One refinement that we're already starting to see is the embedded hypervisor: VMWare, for example, touts ESXi, a hypervisor that runs in 32 MB of Flash memory (see http://www.esj.com/news/article.aspx?EditorialsID=2823); ditto for Citrix and its XenExpress technology, which it got as part of XenSource.

It's an idea with mainframe-esque roots, according to Haff, who cites as an example Start Interpretive Execution (SIE), a specialized virtualization instruction that IBM first enabled on its System/370 mainframes back in the early 80s. The embedded hypervisors of today -- which many x86 hardware OEMs now offer as available options -- are somewhat similar, according to Haff.

"The idea is that you buy a server with an embedded hypervisor sitting somewhere on a flash memory card or a USB key. Booting the server for the first time then kicks off a menu-driven configuration process that would end up with an installed hypervisor ready for guest operating systems to be loaded on top. Effectively, the base platform exposed to the administrator becomes the hypervisor rather than the hardware."

It's in this respect and others that the ideal "virtual-ready" server of tomorrow might look a lot like an existing archetype -- the old mainframe. Of course, even with embedded hypervisor support, x86 virtualization is still a far cry from the mainframe gold standard, Haff points out.

"[W]hen a vendor controls the whole technology stack [as IBM does] from processor to operating system, that control can be leveraged to make virtualization really hum," notes Haff, who adds that "System z remains the gold standard in this regard" -- although Big Blue's POWER systems -- with their PowerVM implementation -- aren't slouches, either, thanks to their hypervisor decrementer (HDECR) technology, which enables mainframe-like granularity.

Ditto for the question of system or image size: the virtual-ready servers of tomorrow could resemble -- in sheer mass, if not internal CMOS, at least -- the highly virtualized Big Iron systems of today.
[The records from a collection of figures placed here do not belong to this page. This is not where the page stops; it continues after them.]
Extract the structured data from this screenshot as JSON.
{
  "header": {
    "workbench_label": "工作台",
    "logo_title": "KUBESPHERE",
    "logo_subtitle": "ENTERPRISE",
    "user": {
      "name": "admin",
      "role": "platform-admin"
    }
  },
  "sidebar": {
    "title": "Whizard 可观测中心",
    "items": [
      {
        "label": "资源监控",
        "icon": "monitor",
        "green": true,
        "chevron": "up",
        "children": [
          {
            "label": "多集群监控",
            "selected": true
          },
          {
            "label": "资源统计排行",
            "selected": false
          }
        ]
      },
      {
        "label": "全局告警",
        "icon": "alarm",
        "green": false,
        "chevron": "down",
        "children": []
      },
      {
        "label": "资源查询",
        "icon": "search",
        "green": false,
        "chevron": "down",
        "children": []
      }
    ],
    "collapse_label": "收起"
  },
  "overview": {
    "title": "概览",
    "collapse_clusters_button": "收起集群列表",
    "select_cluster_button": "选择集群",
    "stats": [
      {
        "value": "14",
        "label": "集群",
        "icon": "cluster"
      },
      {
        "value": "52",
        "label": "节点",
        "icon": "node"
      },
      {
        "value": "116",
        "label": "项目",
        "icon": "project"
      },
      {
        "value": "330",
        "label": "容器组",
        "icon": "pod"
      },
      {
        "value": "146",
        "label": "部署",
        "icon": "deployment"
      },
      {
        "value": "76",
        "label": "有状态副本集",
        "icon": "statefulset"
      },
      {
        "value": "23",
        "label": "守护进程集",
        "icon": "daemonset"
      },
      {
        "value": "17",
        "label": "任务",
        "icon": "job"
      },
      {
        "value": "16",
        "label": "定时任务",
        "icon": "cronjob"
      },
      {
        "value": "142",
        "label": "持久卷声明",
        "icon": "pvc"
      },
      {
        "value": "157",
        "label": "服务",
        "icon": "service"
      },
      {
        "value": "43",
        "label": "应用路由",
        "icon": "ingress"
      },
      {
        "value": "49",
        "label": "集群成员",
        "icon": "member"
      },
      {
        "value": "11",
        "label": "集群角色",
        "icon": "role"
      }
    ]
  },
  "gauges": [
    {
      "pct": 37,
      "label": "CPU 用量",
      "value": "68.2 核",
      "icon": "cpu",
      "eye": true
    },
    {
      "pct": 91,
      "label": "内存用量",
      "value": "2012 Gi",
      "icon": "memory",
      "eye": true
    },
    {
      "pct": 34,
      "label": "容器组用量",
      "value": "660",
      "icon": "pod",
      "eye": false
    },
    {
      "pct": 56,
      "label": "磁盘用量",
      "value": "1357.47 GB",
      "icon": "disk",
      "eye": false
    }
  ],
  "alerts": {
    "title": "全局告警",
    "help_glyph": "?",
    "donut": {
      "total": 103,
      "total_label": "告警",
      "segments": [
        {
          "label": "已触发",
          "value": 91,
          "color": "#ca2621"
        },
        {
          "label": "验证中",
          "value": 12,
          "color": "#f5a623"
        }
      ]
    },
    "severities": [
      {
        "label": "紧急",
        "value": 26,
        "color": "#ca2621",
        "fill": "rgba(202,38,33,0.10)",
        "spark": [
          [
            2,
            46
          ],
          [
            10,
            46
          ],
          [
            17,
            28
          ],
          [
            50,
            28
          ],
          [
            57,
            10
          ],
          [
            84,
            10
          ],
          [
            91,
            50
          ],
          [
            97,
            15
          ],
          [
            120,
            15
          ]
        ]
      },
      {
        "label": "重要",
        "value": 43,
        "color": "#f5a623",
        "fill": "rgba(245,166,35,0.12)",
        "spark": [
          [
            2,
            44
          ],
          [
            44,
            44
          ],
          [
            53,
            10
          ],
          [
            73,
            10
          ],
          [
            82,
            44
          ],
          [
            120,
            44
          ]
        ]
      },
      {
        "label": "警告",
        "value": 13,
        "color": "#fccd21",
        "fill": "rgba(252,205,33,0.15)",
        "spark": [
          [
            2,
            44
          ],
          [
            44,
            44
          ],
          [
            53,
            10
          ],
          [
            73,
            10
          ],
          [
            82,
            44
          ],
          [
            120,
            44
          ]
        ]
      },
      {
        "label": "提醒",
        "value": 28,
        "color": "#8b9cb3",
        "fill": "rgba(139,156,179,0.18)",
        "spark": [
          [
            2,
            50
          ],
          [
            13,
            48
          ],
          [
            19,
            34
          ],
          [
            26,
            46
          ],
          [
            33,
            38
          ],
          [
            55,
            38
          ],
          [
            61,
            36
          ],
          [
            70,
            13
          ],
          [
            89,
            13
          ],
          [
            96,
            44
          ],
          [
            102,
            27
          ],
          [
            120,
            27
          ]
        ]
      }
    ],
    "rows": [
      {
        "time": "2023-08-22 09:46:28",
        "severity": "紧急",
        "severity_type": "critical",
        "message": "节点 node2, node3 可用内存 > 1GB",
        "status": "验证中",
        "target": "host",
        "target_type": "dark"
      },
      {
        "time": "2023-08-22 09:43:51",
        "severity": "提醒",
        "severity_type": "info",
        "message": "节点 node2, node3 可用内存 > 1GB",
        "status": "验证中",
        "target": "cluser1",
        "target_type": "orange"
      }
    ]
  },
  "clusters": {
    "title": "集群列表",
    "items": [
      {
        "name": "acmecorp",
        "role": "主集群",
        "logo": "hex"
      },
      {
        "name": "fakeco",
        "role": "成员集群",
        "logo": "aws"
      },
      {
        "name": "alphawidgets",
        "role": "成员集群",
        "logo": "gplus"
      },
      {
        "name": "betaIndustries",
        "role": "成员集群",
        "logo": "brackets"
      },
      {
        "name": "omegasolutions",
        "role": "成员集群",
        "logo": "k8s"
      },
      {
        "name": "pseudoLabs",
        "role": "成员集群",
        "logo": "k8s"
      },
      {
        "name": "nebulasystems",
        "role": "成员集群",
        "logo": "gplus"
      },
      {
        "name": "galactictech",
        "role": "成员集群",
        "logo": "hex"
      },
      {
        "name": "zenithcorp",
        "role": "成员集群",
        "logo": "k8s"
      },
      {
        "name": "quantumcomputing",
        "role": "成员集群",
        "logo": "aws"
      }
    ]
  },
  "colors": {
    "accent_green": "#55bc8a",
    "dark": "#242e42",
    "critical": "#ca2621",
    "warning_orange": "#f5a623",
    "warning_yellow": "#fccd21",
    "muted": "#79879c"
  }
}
The sheer horsepower of today's systems all but demands that resources be virtualized, Haff argues. Many SMP systems are simply too powerful to play host to the discrete applications or services that once comprised their raisons-d'etre. Which begs a question: why buy big SMP servers at all? If it's truly a virtual world, why not just go with dozens (or even hundreds) of comparatively inexpensive blades?
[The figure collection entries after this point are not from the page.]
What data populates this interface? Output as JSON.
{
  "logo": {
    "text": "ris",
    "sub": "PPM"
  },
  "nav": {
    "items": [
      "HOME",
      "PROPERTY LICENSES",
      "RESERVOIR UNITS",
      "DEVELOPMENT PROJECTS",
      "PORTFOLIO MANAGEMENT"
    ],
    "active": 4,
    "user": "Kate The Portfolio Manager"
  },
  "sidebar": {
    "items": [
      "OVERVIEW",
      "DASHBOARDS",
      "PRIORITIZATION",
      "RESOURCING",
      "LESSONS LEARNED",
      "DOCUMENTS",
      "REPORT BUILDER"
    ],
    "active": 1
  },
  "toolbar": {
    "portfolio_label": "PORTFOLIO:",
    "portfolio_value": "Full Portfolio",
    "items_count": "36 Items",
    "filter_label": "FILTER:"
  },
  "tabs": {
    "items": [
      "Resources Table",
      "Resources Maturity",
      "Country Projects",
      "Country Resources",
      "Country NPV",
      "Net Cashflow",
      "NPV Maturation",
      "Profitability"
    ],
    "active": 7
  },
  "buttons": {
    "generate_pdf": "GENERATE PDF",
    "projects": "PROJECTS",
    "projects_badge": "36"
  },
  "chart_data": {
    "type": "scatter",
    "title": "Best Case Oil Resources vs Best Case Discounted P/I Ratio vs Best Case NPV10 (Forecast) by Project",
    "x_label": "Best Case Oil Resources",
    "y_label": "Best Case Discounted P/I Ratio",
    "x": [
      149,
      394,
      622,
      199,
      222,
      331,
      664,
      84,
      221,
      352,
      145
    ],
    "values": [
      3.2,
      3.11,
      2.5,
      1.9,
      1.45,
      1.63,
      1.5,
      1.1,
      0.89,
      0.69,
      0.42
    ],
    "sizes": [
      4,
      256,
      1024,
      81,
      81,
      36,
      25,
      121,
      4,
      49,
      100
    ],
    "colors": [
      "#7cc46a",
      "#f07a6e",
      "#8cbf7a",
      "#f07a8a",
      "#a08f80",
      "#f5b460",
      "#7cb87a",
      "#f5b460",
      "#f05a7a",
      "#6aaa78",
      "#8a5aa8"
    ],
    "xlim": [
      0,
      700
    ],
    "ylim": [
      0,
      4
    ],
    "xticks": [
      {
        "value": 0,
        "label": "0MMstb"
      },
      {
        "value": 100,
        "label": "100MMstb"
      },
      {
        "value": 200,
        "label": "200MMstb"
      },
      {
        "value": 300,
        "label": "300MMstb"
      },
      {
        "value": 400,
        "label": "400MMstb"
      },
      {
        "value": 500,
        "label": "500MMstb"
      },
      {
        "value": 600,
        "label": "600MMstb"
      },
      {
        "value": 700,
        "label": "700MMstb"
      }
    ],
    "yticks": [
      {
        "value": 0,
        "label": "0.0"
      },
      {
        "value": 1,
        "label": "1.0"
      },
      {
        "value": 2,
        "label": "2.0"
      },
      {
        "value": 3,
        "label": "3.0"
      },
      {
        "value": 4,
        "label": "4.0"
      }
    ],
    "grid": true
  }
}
Here, too, the mainframe leads by example. "[T]here are offsetting advantages to using fewer, but larger, physical servers," comments Haff. "Big Iron has customized internal connections that let a system communicate internally at memory access speeds," he explains. "Such interconnects are more expensive than the networks used to coordinate a collection of scale-out boxes. It's also several orders of magnitude faster … than networking gear."

Even in virtual space, large trumps small. "Specialized high-end servers carry premium price tags, and administrators may need to learn new tools and acquire some new skills to operate them," Haff concedes. "[O]ther things being equal, large is better than small when it comes to hardware for virtualized environments."

Other virtual-ready accoutrements include support for considerably more memory and fatter pipes. Big Commodity Memory is coming: high-speed memory specialist Hynix recently demonstrated three 16 GB DDR3 memory modules running in a tri-channel configuration (for a total of 48 GB per channel -- a 300 percent improvement over previous memory densities). Furthermore, pipes don't get much fatter than virtualized Ethernet, Haff notes.

It's in this respect, too, that the virtual server of tomorrow smacks of the mainframe system of today. "[L]arge numbers of Linux guests [running on z/VM] don't need to communicate with each other over a standard network interface. Oh, they think that's what they are doing. However, … the traffic never enters any physical networking hardware," he points out.

These days, x86 virtualization players are employing similar design tactics. "VMware and XenServer provide analogous capabilities on x86 servers. In addition to traversing interconnects that are faster than a 'real' network, this virtual Ethernet can do some other optimizations" -- including the elimination of CPU-intensive TCP checksum processing.